Buon compleanno, anche se in
ritardo!
…e, anche se forse non
dovrei, a Emi. <3
Non chiedere
perché, te la meriti e basta.
La
madre di Edward era una donna bella, con lunghi capelli nocciola e
occhi
profondi – o almeno, quella era la descrizione che tutti gli
abitanti del
villaggio erano soliti fare di lei. Un esserino magro, avvenente, una
di quelle
ragazze a cui la Natura ha fatto doni e doni e doni, sempre a detta
degli altri.
Era
adorabile, lei, ripetevano spesso le vecchie comari, e simpatica, e
nessuno
riusciva a capacitarsi sul come una
fanciulla così leggiadra avesse potuto innamorarsi di un
vecchio, per quanto
piacente e ricco potesse questi essere.
Ma
comunque, l’importante non era questo.
«C-Ciao!
Buongiorno!», balbettò un giorno Winry, posando
– oh, dio, che razza di
situazione! – una mano sul tavolo della cucina e sforzandosi. Voleva sollevarsi sulle
punte, sì, voleva sollevarsi
almeno quel tanto necessario per poter guardare la donna negli occhi.
Trisha
Elric le sorrise dolcemente. «Oh, ciao a te, piccola. Se
cerchi Edward, è in
camera sua con Alphonse».
Non
le chiese come fosse entrata – eppure lei era entrata!, era
entrata in casa
altrui senza averne il permesso! –, e di questo Winry si
stupì: insomma,
sembrava quasi disinteressata. Continuava a rigirarsi tra le dita un
panciotto,
i capelli che le ricadevano morbidamente lungo le spalle, e lo faceva
canticchiando
una canzoncina.
«Signora
Elric?», si scoprì a mormorare.
«Sì?».
Arrossì,
perché i bambini di quattro anni arrossiscono, quando gli
adulti rivolgono loro
occhiate serie e interessate, e cercò di trovare le parole
giuste. I bambini di
quattro anni solitamente non sono obbligati a fare la morale agli
adulti, ecco,
dunque Winry era seriamente in imbarazzo.
Ma
ehi, si parlava di Ed e Al, quindi doveva fare del suo meglio, che la
signora
Elric le desse ascolto o meno.
«Ecco»,
disse, «non si sforzi di, ehm, sorridere».
Forse
era stata un po’ troppo diretta, perché Trisha
poggiò il panciotto sul tavolo e
inarcò un sopracciglio. Sembrava divertita, in
realtà, e questo fece sospirare
di piacere Winry. Beh, almeno non era arrabbiata. O, se lo era, sapeva
ben
nascondere la frustrazione, quella donna con gli occhi nocciola e
l’aria
dolciastra.
«Oh»,
ridacchiò Trisha Elric.
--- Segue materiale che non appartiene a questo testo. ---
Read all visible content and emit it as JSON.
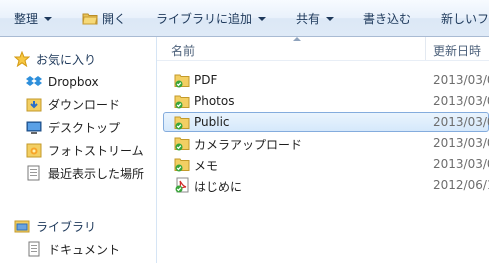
{
  "toolbar": {
    "organize": "整理",
    "open": "開く",
    "add_to_library": "ライブラリに追加",
    "share": "共有",
    "burn": "書き込む",
    "new_folder": "新しいフ"
  },
  "nav": {
    "favorites": "お気に入り",
    "items": [
      {
        "label": "Dropbox",
        "icon": "dropbox-icon"
      },
      {
        "label": "ダウンロード",
        "icon": "downloads-folder-icon"
      },
      {
        "label": "デスクトップ",
        "icon": "desktop-icon"
      },
      {
        "label": "フォトストリーム",
        "icon": "photostream-icon"
      },
      {
        "label": "最近表示した場所",
        "icon": "recent-places-icon"
      }
    ],
    "libraries": "ライブラリ",
    "documents": "ドキュメント"
  },
  "list": {
    "col_name": "名前",
    "col_date": "更新日時",
    "rows": [
      {
        "name": "PDF",
        "date": "2013/03/0",
        "icon": "synced-folder-icon",
        "selected": false
      },
      {
        "name": "Photos",
        "date": "2013/03/0",
        "icon": "synced-folder-icon",
        "selected": false
      },
      {
        "name": "Public",
        "date": "2013/03/0",
        "icon": "synced-folder-icon",
        "selected": true
      },
      {
        "name": "カメラアップロード",
        "date": "2013/03/0",
        "icon": "synced-folder-icon",
        "selected": false
      },
      {
        "name": "メモ",
        "date": "2013/03/0",
        "icon": "synced-folder-icon",
        "selected": false
      },
      {
        "name": "はじめに",
        "date": "2012/06/1",
        "icon": "synced-pdf-file-icon",
        "selected": false
      }
    ]
  }
}
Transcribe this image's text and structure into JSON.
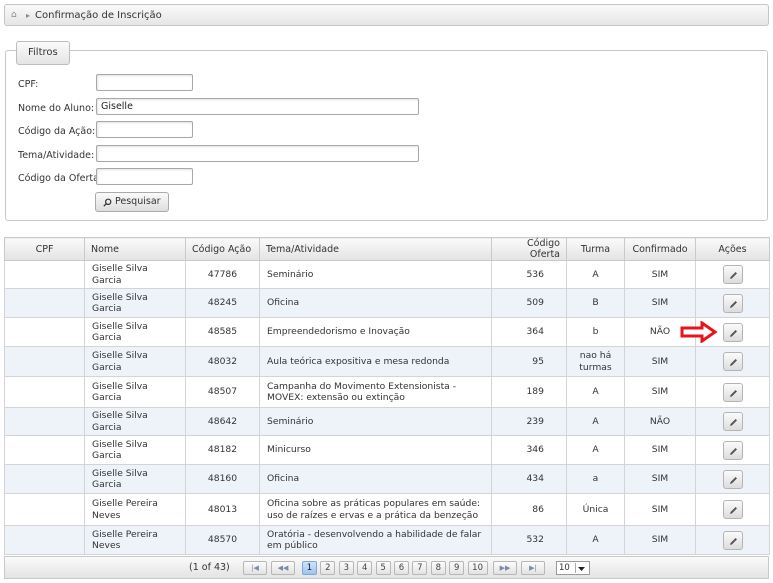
{
  "breadcrumb": {
    "title": "Confirmação de Inscrição",
    "home_icon": "home-icon"
  },
  "filters": {
    "legend": "Filtros",
    "fields": {
      "cpf": {
        "label": "CPF:",
        "value": ""
      },
      "aluno": {
        "label": "Nome do Aluno:",
        "value": "Giselle"
      },
      "codigo_acao": {
        "label": "Código da Ação:",
        "value": ""
      },
      "tema": {
        "label": "Tema/Atividade:",
        "value": ""
      },
      "codigo_oferta": {
        "label": "Código da Oferta:",
        "value": ""
      }
    },
    "search_button": "Pesquisar"
  },
  "table": {
    "headers": [
      "CPF",
      "Nome",
      "Código Ação",
      "Tema/Atividade",
      "Código Oferta",
      "Turma",
      "Confirmado",
      "Ações"
    ],
    "rows": [
      {
        "cpf": "",
        "nome": "Giselle Silva Garcia",
        "codigo_acao": "47786",
        "tema": "Seminário",
        "codigo_oferta": "536",
        "turma": "A",
        "confirmado": "SIM"
      },
      {
        "cpf": "",
        "nome": "Giselle Silva Garcia",
        "codigo_acao": "48245",
        "tema": "Oficina",
        "codigo_oferta": "509",
        "turma": "B",
        "confirmado": "SIM"
      },
      {
        "cpf": "",
        "nome": "Giselle Silva Garcia",
        "codigo_acao": "48585",
        "tema": "Empreendedorismo e Inovação",
        "codigo_oferta": "364",
        "turma": "b",
        "confirmado": "NÃO"
      },
      {
        "cpf": "",
        "nome": "Giselle Silva Garcia",
        "codigo_acao": "48032",
        "tema": "Aula teórica expositiva e mesa redonda",
        "codigo_oferta": "95",
        "turma": "nao há turmas",
        "confirmado": "SIM"
      },
      {
        "cpf": "",
        "nome": "Giselle Silva Garcia",
        "codigo_acao": "48507",
        "tema": "Campanha do Movimento Extensionista - MOVEX: extensão ou extinção",
        "codigo_oferta": "189",
        "turma": "A",
        "confirmado": "SIM"
      },
      {
        "cpf": "",
        "nome": "Giselle Silva Garcia",
        "codigo_acao": "48642",
        "tema": "Seminário",
        "codigo_oferta": "239",
        "turma": "A",
        "confirmado": "NÃO"
      },
      {
        "cpf": "",
        "nome": "Giselle Silva Garcia",
        "codigo_acao": "48182",
        "tema": "Minicurso",
        "codigo_oferta": "346",
        "turma": "A",
        "confirmado": "SIM"
      },
      {
        "cpf": "",
        "nome": "Giselle Silva Garcia",
        "codigo_acao": "48160",
        "tema": "Oficina",
        "codigo_oferta": "434",
        "turma": "a",
        "confirmado": "SIM"
      },
      {
        "cpf": "",
        "nome": "Giselle Pereira Neves",
        "codigo_acao": "48013",
        "tema": "Oficina sobre as práticas populares em saúde: uso de raízes e ervas e a prática da benzeção",
        "codigo_oferta": "86",
        "turma": "Única",
        "confirmado": "SIM"
      },
      {
        "cpf": "",
        "nome": "Giselle Pereira Neves",
        "codigo_acao": "48570",
        "tema": "Oratória - desenvolvendo a habilidade de falar em público",
        "codigo_oferta": "532",
        "turma": "A",
        "confirmado": "SIM"
      }
    ]
  },
  "pager": {
    "info": "(1 of 43)",
    "pages": [
      "1",
      "2",
      "3",
      "4",
      "5",
      "6",
      "7",
      "8",
      "9",
      "10"
    ],
    "current_page": "1",
    "rows_per_page": "10"
  },
  "colors": {
    "alt_row": "#eef3f9",
    "annotation_arrow": "#e8141b"
  }
}
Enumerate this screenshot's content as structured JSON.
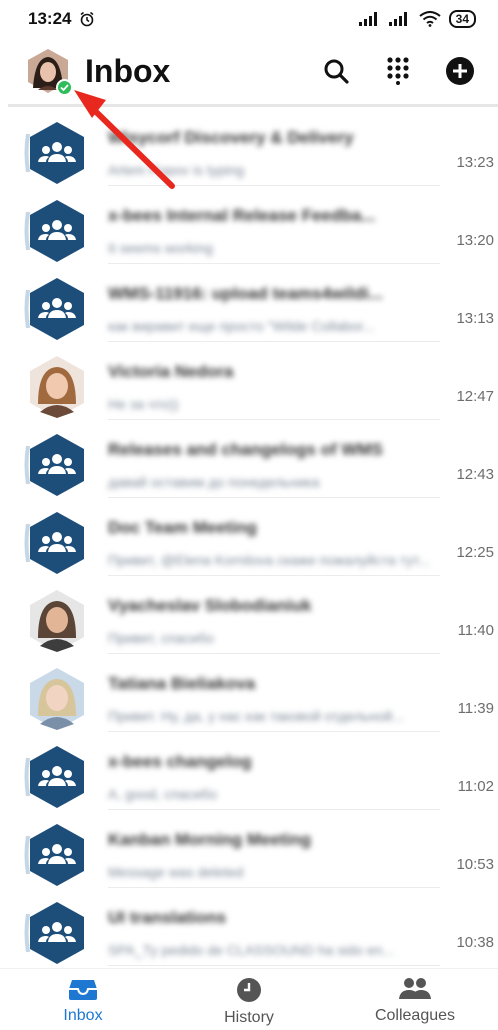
{
  "status_bar": {
    "time": "13:24",
    "battery": "34",
    "icons": [
      "alarm-icon",
      "signal-icon",
      "signal-icon",
      "wifi-icon",
      "battery-icon"
    ]
  },
  "header": {
    "title": "Inbox",
    "actions": [
      "search-icon",
      "dialpad-icon",
      "add-icon"
    ]
  },
  "colors": {
    "group_avatar": "#1d4e79",
    "accent": "#1e78d2",
    "online": "#2ebd5a",
    "annotation": "#e8281e"
  },
  "chats": [
    {
      "title": "Wisycorf Discovery & Delivery",
      "preview": "Artem Popov is typing",
      "time": "13:23",
      "avatar": "group-icon"
    },
    {
      "title": "x-bees Internal Release Feedba...",
      "preview": "It seems working",
      "time": "13:20",
      "avatar": "group-icon"
    },
    {
      "title": "WMS-11916: upload teams4wildi...",
      "preview": "как виравит еще просто \"Wilde Collabor...",
      "time": "13:13",
      "avatar": "group-icon"
    },
    {
      "title": "Victoria Nedora",
      "preview": "Не за что))",
      "time": "12:47",
      "avatar": "person-photo"
    },
    {
      "title": "Releases and changelogs of WMS",
      "preview": "давай оставим до понедельника",
      "time": "12:43",
      "avatar": "group-icon"
    },
    {
      "title": "Doc Team Meeting",
      "preview": "Привет, @Elena Kornilova скажи пожалуйста тут...",
      "time": "12:25",
      "avatar": "group-icon"
    },
    {
      "title": "Vyacheslav Slobodianiuk",
      "preview": "Привет, спасибо",
      "time": "11:40",
      "avatar": "person-photo"
    },
    {
      "title": "Tatiana Bieliakova",
      "preview": "Привет. Ну, да, у нас как таковой отдельной...",
      "time": "11:39",
      "avatar": "person-photo"
    },
    {
      "title": "x-bees changelog",
      "preview": "A, good, спасибо",
      "time": "11:02",
      "avatar": "group-icon"
    },
    {
      "title": "Kanban Morning Meeting",
      "preview": "Message was deleted",
      "time": "10:53",
      "avatar": "group-icon"
    },
    {
      "title": "UI translations",
      "preview": "SPA_Ту pedido de CLASSOUND ha sido en...",
      "time": "10:38",
      "avatar": "group-icon"
    }
  ],
  "bottom_nav": [
    {
      "label": "Inbox",
      "icon": "inbox-icon",
      "active": true
    },
    {
      "label": "History",
      "icon": "clock-icon",
      "active": false
    },
    {
      "label": "Colleagues",
      "icon": "people-icon",
      "active": false
    }
  ]
}
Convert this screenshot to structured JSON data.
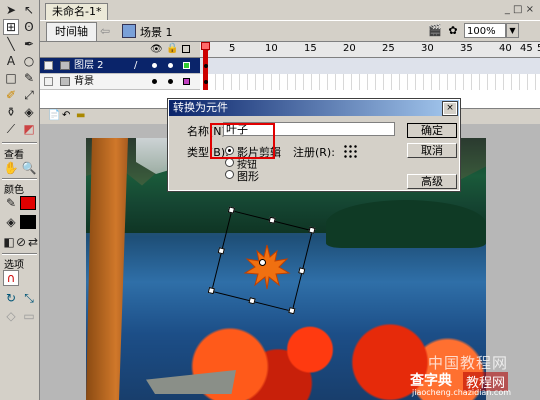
{
  "document_tab": "未命名-1*",
  "window_buttons": "_ □ ×",
  "editbar": {
    "timeline_button": "时间轴",
    "scene_label": "场景 1",
    "zoom": "100%"
  },
  "toolbox": {
    "view_label": "查看",
    "colors_label": "颜色",
    "options_label": "选项"
  },
  "timeline": {
    "frame_numbers": [
      "1",
      "5",
      "10",
      "15",
      "20",
      "25",
      "30",
      "35",
      "40",
      "45",
      "50",
      "55"
    ],
    "layers": [
      {
        "name": "图层 2",
        "active": true
      },
      {
        "name": "背景",
        "active": false
      }
    ]
  },
  "dialog": {
    "title": "转换为元件",
    "name_label": "名称(N):",
    "name_value": "叶子",
    "type_label": "类型(B):",
    "registration_label": "注册(R):",
    "types": [
      {
        "label": "影片剪辑",
        "selected": true
      },
      {
        "label": "按钮",
        "selected": false
      },
      {
        "label": "图形",
        "selected": false
      }
    ],
    "ok": "确定",
    "cancel": "取消",
    "advanced": "高级"
  },
  "watermark": {
    "line1": "中国教程网",
    "brand": "查字典",
    "tag": "教程网",
    "url": "jiaocheng.chazidian.com"
  },
  "colors": {
    "title_bar": "#0a246a",
    "stroke_swatch": "#000000",
    "fill_swatch": "#e00000",
    "highlight": "#e00000"
  }
}
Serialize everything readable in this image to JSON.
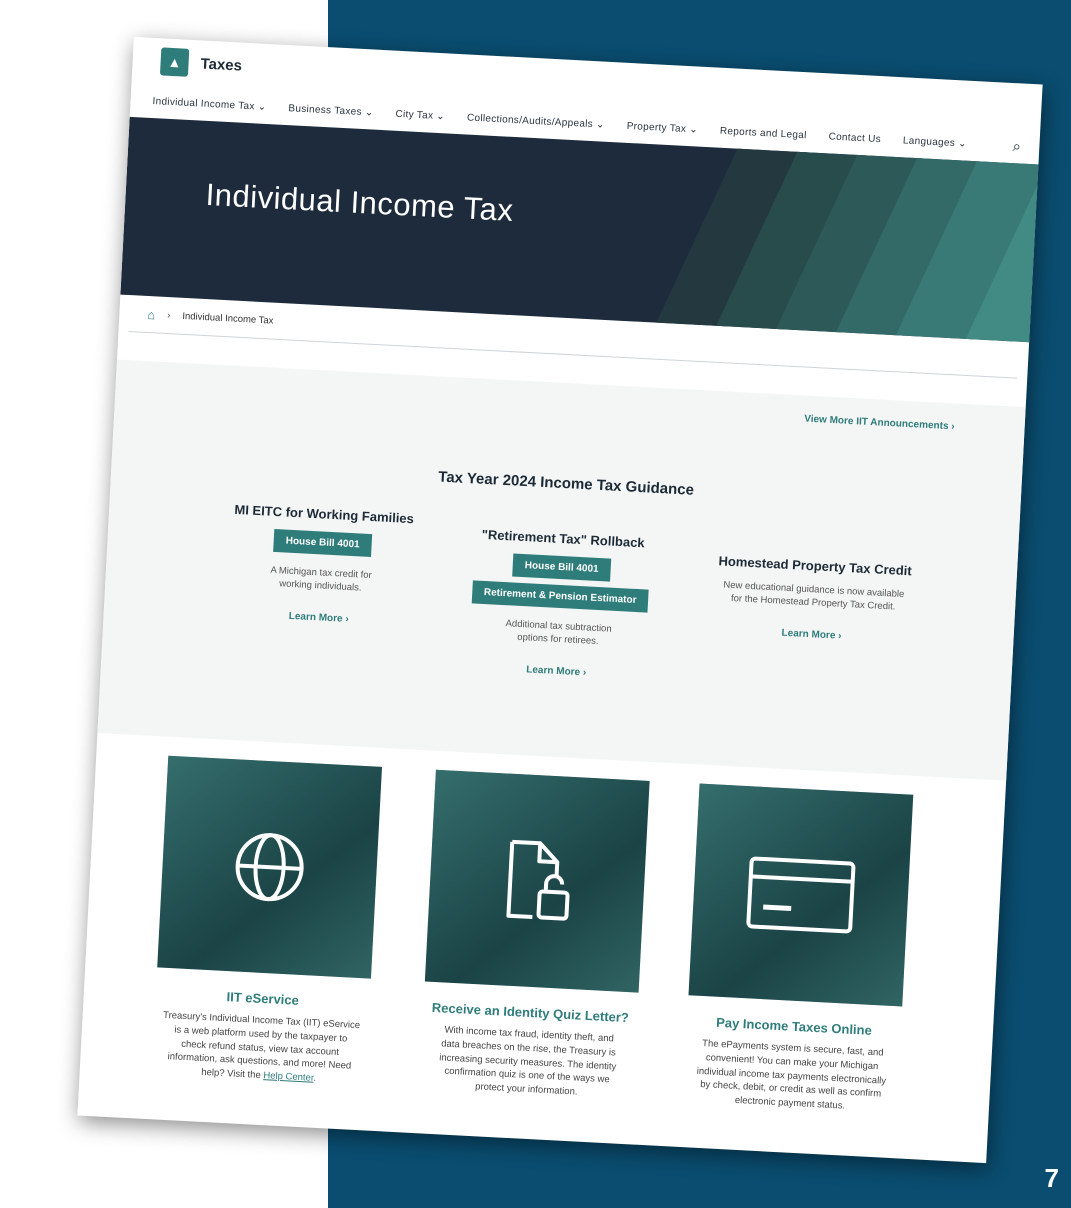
{
  "slide": {
    "page_number": "7"
  },
  "header": {
    "brand": "Taxes"
  },
  "nav": {
    "items": [
      "Individual Income Tax ⌄",
      "Business Taxes ⌄",
      "City Tax ⌄",
      "Collections/Audits/Appeals ⌄",
      "Property Tax ⌄",
      "Reports and Legal",
      "Contact Us",
      "Languages ⌄"
    ],
    "search_icon": "⌕"
  },
  "hero": {
    "title": "Individual Income Tax"
  },
  "breadcrumb": {
    "home_icon": "⌂",
    "separator": "›",
    "current": "Individual Income Tax"
  },
  "announcements": {
    "view_more": "View More IIT Announcements ›",
    "guidance_title": "Tax Year 2024 Income Tax Guidance",
    "columns": [
      {
        "title": "MI EITC for Working Families",
        "buttons": [
          "House Bill 4001"
        ],
        "desc_line1": "A Michigan tax credit for",
        "desc_line2": "working individuals.",
        "learn": "Learn More ›"
      },
      {
        "title": "\"Retirement Tax\" Rollback",
        "buttons": [
          "House Bill 4001",
          "Retirement & Pension Estimator"
        ],
        "desc_line1": "Additional tax subtraction",
        "desc_line2": "options for retirees.",
        "learn": "Learn More ›"
      },
      {
        "title": "Homestead Property Tax Credit",
        "buttons": [],
        "desc_line1": "New educational guidance is now available",
        "desc_line2": "for the Homestead Property Tax Credit.",
        "learn": "Learn More ›"
      }
    ]
  },
  "cards": [
    {
      "icon": "globe-icon",
      "title": "IIT eService",
      "l1": "Treasury's Individual Income Tax (IIT) eService",
      "l2": "is a web platform used by the taxpayer to",
      "l3": "check refund status, view tax account",
      "l4": "information, ask questions, and more! Need",
      "l5_pre": "help? Visit the ",
      "l5_link": "Help Center",
      "l5_post": "."
    },
    {
      "icon": "unlock-document-icon",
      "title": "Receive an Identity Quiz Letter?",
      "l1": "With income tax fraud, identity theft, and",
      "l2": "data breaches on the rise, the Treasury is",
      "l3": "increasing security measures. The identity",
      "l4": "confirmation quiz is one of the ways we",
      "l5": "protect your information."
    },
    {
      "icon": "credit-card-icon",
      "title": "Pay Income Taxes Online",
      "l1": "The ePayments system is secure, fast, and",
      "l2": "convenient! You can make your Michigan",
      "l3": "individual income tax payments electronically",
      "l4": "by check, debit, or credit as well as confirm",
      "l5": "electronic payment status."
    }
  ]
}
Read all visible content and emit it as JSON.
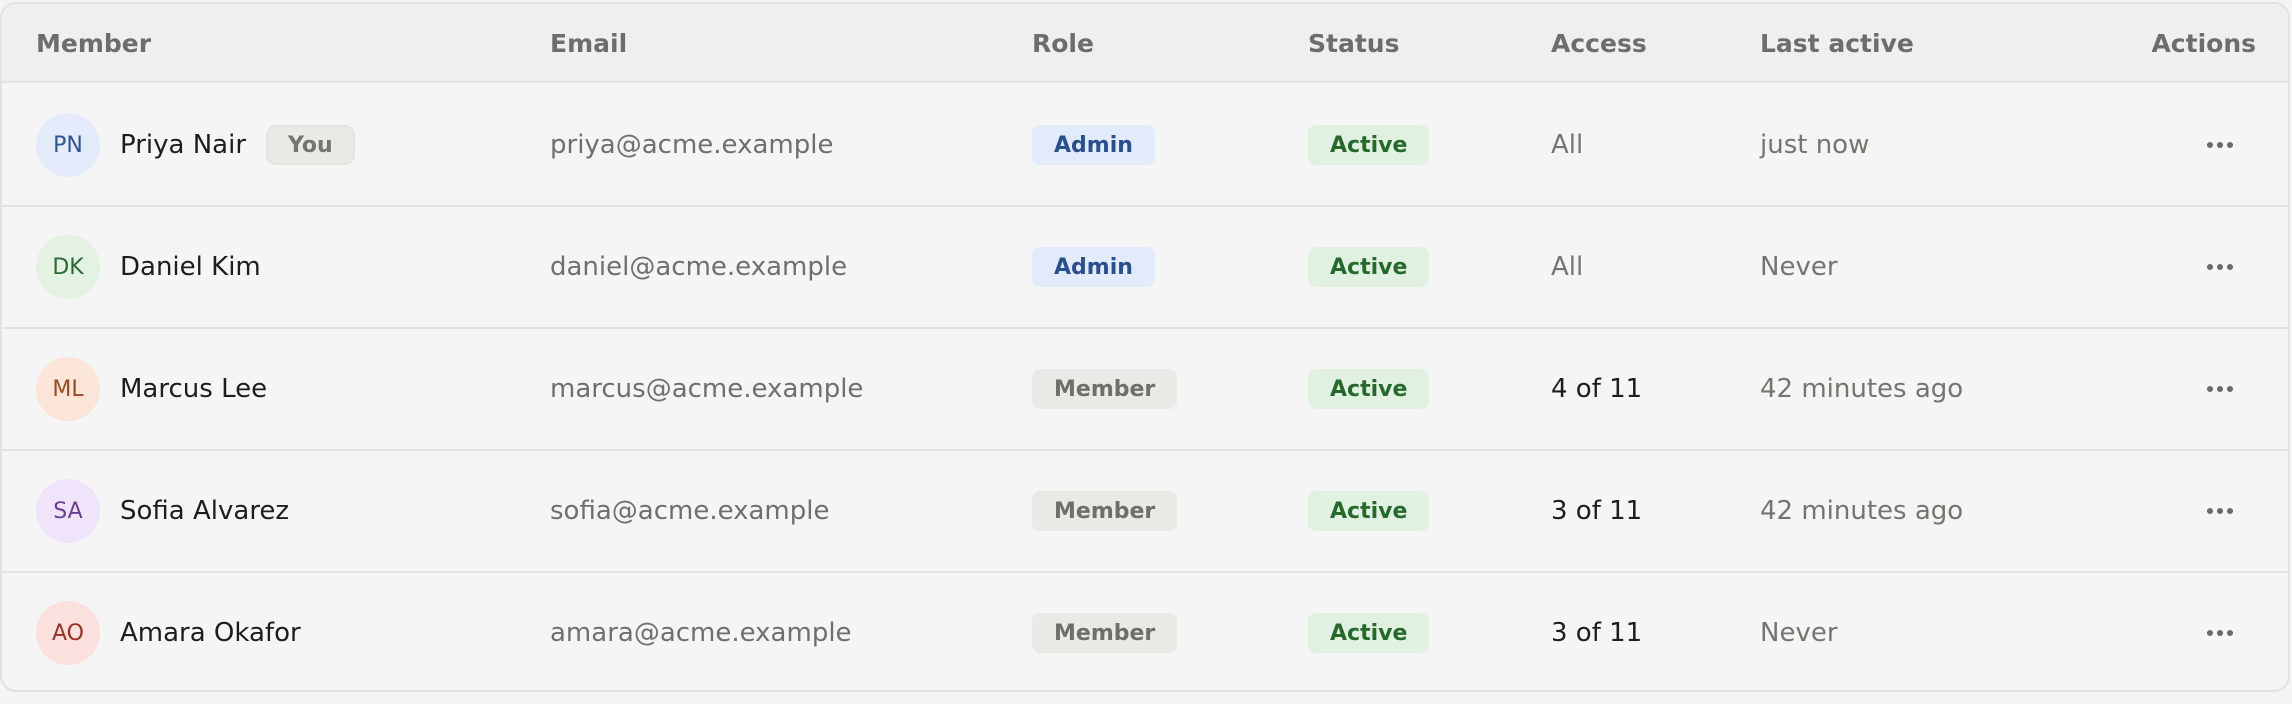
{
  "columns": {
    "member": "Member",
    "email": "Email",
    "role": "Role",
    "status": "Status",
    "access": "Access",
    "last_active": "Last active",
    "actions": "Actions"
  },
  "you_label": "You",
  "colors": {
    "admin_bg": "#e2ebfa",
    "admin_fg": "#2a4f8f",
    "member_bg": "#e9e9e6",
    "member_fg": "#6f6f6a",
    "active_bg": "#e1f1e1",
    "active_fg": "#256a2c"
  },
  "rows": [
    {
      "initials": "PN",
      "name": "Priya Nair",
      "is_you": true,
      "email": "priya@acme.example",
      "role": "Admin",
      "status": "Active",
      "access": "All",
      "last_active": "just now",
      "avatar_bg": "#e4ecfb",
      "avatar_fg": "#2f5594",
      "actions_icon": "more-horizontal-icon"
    },
    {
      "initials": "DK",
      "name": "Daniel Kim",
      "is_you": false,
      "email": "daniel@acme.example",
      "role": "Admin",
      "status": "Active",
      "access": "All",
      "last_active": "Never",
      "avatar_bg": "#e3f2e3",
      "avatar_fg": "#2a6a33",
      "actions_icon": "more-horizontal-icon"
    },
    {
      "initials": "ML",
      "name": "Marcus Lee",
      "is_you": false,
      "email": "marcus@acme.example",
      "role": "Member",
      "status": "Active",
      "access": "4 of 11",
      "last_active": "42 minutes ago",
      "avatar_bg": "#fbe4d8",
      "avatar_fg": "#9a4a20",
      "actions_icon": "more-horizontal-icon"
    },
    {
      "initials": "SA",
      "name": "Sofia Alvarez",
      "is_you": false,
      "email": "sofia@acme.example",
      "role": "Member",
      "status": "Active",
      "access": "3 of 11",
      "last_active": "42 minutes ago",
      "avatar_bg": "#efe4fa",
      "avatar_fg": "#6a3e96",
      "actions_icon": "more-horizontal-icon"
    },
    {
      "initials": "AO",
      "name": "Amara Okafor",
      "is_you": false,
      "email": "amara@acme.example",
      "role": "Member",
      "status": "Active",
      "access": "3 of 11",
      "last_active": "Never",
      "avatar_bg": "#fbe1dd",
      "avatar_fg": "#9a2f26",
      "actions_icon": "more-horizontal-icon"
    }
  ]
}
Allungò una mano nella
direzione della bambina e le
scostò una ciocca di capelli biondi dal volto.
«Non credevo si notasse così
tanto», aggiunse – poi di colpo abbassò
gli occhi, e a Winry ricordò tanto un
quadro che sua madre amava particolarmente, e che era sistemato nella
casa di
una vecchia zia.
Raffigurava
un angelo, quel quadro, un angelo che era stato allontanato dal
paradiso per
aver aiutato un diavolo a scappare dalla punizione di Dio –
era rimasto solo,
lontano da tutto e tutto, e ora sedeva su un sasso, immobile.
L’angelo non
piangeva, ma il suo sguardo era così triste, così
dannatamente triste, che sua madre
era solita indicarglielo e
sussurrare: «Quello, Winry, è il volto di una
persona che soffre davvero».
E
a Winry sembrava che la signora Elric fosse davvero triste. Era solo
una
bambina di quattro anni, okay, e solitamente i bambini di quattro anni
non
fanno la morale agli adulti, ma se Trisha era triste, allora anche
Edward lo
era – oh, sì, davvero! – e, beh, a lei
non andava che Ed fosse triste.
Perché
quando gli occhi di Edward si rabbuiavano per il dolore, il cuore di
Winry perdeva
un battito: a quel punto cominciava a fare tanto male, un male
così atroce che
lei desiderava solo farlo smettere.
«Perché
non piange, ogni tanto?». Inclinò il capo di lato,
soddisfatta di se stessa e
del suo consiglio. «Piangere è utile, lo dice
sempre papà!».
Winry
l’avrebbe capito solo anni dopo, che alla signora Elric non
era concesso
piangere.
L’avrebbe
capito solo vedendo Alphonse disperarsi sulla tomba della madre, le
dita
premute contro la pietra, i piedi che calciavano l’etere con
furia.
L’avrebbe
capito solo osservando Edward, gli occhi chiusi – voleva
allontanare il mondo,
lui, e con gli occhi chiusi pregava affinché tutto sparisse.
L’avrebbe
capito solo stringendo le dita intorno al freddo manico di un
ombrellino, la
pioggia incessante che continuava a bagnare le sagome dei suoi due
migliori
amici, che Trisha Elric si era sempre sforzata di non piangere.